I think every single person needs to be concerned about that. They need to be aware.

And here’s an interesting thing. There’s so many people who just can’t stand Black Lives Matter. They go ‘All lives matter!

Okay.

But you know what I notice about most of those people (not all of them, but most of them) yelling ‘All lives matter!

They’re not screaming about all these white people murdered by police. Well, so much for ‘All Lives Matter.’ Turns out what they’re really saying is that ‘No Lives Matter!’ I didn’t see them screaming or demonstrating for David Shaver, or standing up for Tony Timpa, or enraged by Magdied Sanchez, or Deven Guildford. Crickets. It’s total crickets.

What the hell people? Listen, if ‘All Lives Matter’ just means that you’re going ‘It’s okay the police shoot people, sometimes it’s tragic, but the deaf guy had it coming, or the autistic guy was asking for it, or the guy who called 911 needed to be controlled, so too bad, so sad…’ Then there’s something goddamned wrong.

Because the truth is that you, me and everyone else has a duty to stand up – for truth, for justice, for decency. Making a concerned face after watching David Shaver get gunned down doesn’t cut it. We have a duty, and we are not fulfilling that duty.

And okay, maybe it’s fair. You can’t fight every battle, you can’t front every cause, you gotta pick your fights. People have lives to lead. Nobody can crusade full time. I got that.

But you know what?

Black Live Matter is standing up for David Shaver, and Deven Guildford and all the rest. Sure, it’s for ‘black lives’ but what they’re standing up against is racism, is police brutality, is police murder. And their work, their dedication, their crusade is going to save the life of the next David Shaver, because it won’t matter what his skin colour will be. They are standing up. They’re doing it.
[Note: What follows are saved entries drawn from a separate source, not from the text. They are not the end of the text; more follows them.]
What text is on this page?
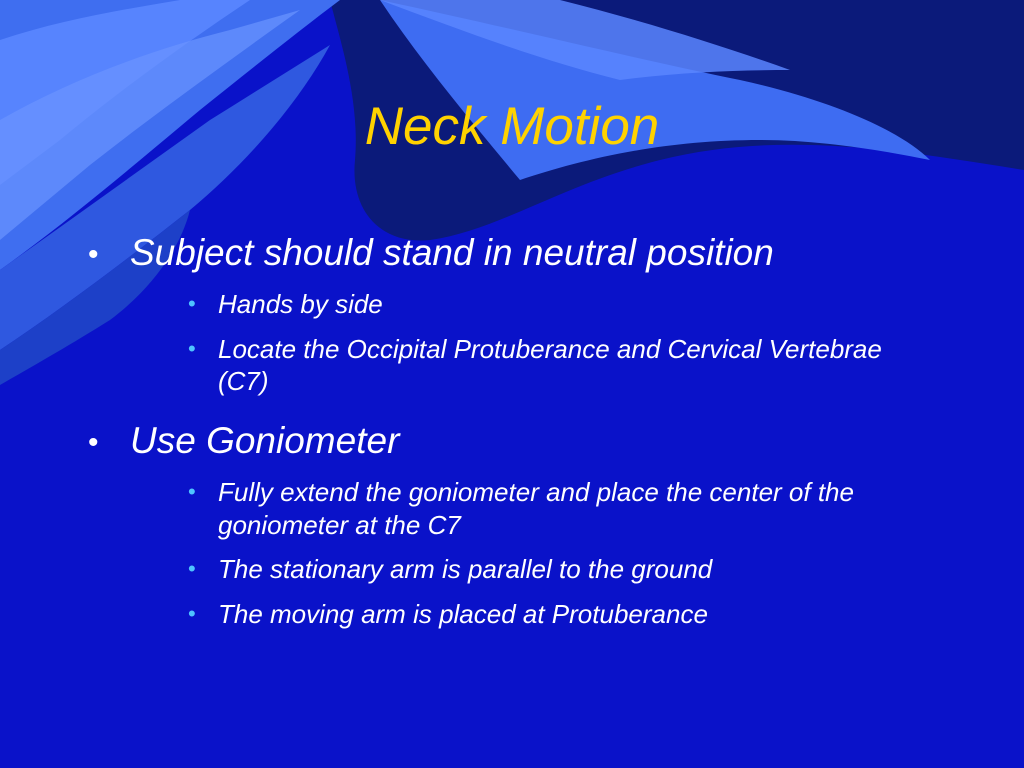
Neck Motion
• Subject should stand in neutral position
• Hands by side
• Locate the Occipital Protuberance and Cervical Vertebrae (C7)
• Use Goniometer
• Fully extend the goniometer and place the center of the goniometer at the C7
• The stationary arm is parallel to the ground
• The moving arm is placed at Protuberance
What are the ‘All Lives Matter’ folk doing? They’re not fighting to save the life of the next David Shaver. They’re not fighting to change things, to make it better. Maybe if they had been, maybe if they’d done their duty, we’d all done our duty, Black Lives Matter wouldn’t have needed to exist. Maybe if we’d all done our duty, both George Floyd and David Shaver would be alive, because police would act differently, and people that needed help would actually get help.

So Black Lives Matter? God bless them. Because they’re fighting for all of us. They’re fighting a fight that we should have fought, for them and for ourselves and everyone. So give them some respect.

And if you got a problem with them? Well, you either go out and make the world better. Or sit down and shut up while other people do the job for you.